Applied Pharmaceutical Science, located in Beijing and Philadelphia, also has a clinical application pending with China's National Medical Products Administration for APS03118. If that application goes through, the company will launch a multi-center clinical trial in the US, China, and Australia in Q2 2022.
The FDA has already approved two RET inhibitors, selpercatinib (Eli Lilly's Retevmo) and pralsetinib, (Blueprint Medicines' Gavreto) for advanced RET fusion-positive non-small cell lung cancer patients, as well as for certain advanced medullary thyroid cancer patients with RET mutations and advanced thyroid cancer patients with RET fusions who require systemic therapy and are refractory to radioactive iodine therapy.
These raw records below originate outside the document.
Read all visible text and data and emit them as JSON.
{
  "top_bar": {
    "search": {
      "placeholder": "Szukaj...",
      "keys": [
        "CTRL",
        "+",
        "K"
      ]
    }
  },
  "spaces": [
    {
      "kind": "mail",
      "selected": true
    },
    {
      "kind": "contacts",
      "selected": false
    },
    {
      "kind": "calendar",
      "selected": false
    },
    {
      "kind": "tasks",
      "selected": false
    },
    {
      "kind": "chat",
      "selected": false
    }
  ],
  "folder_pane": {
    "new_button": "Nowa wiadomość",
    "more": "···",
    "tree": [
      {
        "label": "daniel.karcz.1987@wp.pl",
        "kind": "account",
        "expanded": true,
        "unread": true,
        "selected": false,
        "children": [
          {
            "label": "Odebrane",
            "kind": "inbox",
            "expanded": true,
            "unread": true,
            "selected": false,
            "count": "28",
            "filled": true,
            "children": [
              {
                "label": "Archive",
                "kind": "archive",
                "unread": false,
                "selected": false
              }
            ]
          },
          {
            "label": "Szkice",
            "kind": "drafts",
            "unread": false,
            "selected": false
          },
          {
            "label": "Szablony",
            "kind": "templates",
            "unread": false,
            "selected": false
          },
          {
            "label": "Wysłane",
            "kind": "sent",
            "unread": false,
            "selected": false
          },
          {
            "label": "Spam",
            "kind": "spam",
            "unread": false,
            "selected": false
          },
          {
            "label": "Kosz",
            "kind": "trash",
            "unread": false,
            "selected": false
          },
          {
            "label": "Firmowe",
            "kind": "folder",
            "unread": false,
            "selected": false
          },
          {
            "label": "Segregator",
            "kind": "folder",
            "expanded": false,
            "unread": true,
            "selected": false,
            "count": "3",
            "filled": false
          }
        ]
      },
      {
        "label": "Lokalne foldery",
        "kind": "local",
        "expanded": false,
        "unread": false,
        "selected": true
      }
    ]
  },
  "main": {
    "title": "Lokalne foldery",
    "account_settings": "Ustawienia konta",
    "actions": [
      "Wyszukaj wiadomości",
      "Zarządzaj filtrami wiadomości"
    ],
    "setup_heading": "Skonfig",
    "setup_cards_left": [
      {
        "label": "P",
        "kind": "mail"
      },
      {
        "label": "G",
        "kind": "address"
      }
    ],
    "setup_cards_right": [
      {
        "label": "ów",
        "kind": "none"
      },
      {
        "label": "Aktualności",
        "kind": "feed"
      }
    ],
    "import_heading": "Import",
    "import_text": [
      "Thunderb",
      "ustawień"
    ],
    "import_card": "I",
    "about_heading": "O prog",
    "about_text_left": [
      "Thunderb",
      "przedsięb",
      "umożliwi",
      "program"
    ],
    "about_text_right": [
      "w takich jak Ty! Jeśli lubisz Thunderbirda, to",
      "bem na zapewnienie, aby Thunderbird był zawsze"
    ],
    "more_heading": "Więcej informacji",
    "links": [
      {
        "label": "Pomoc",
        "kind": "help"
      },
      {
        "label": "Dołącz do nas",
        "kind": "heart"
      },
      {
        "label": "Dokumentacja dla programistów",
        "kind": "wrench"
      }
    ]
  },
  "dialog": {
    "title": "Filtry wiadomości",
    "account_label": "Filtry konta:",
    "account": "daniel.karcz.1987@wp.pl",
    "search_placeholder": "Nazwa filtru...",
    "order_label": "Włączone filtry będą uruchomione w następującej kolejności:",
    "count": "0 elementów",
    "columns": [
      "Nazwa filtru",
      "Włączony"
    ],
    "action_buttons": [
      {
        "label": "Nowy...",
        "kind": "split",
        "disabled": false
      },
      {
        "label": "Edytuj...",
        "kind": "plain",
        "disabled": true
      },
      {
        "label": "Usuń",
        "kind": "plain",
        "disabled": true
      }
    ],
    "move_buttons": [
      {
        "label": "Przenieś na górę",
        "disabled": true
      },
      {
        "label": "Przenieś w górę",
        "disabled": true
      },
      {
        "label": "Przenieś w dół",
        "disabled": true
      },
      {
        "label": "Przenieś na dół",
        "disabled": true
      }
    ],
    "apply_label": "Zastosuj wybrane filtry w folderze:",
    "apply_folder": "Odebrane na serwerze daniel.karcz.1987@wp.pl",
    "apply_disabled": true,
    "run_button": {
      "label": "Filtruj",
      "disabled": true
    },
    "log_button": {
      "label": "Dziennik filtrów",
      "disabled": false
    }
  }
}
In preclinical studies, APS03118 has demonstrated activity against a range of RET fusions and mutations such as RET gatekeeper V804M/L/E and solvent frontier G810R/S/C mutations, which can make tumors resistant to selective RET inhibitors. Applied Pharmaceutical Science's drug has also shown activity against brain tumors in animal models, suggesting it might be distinct from other drugs in its class in its ability to treat brain metastases.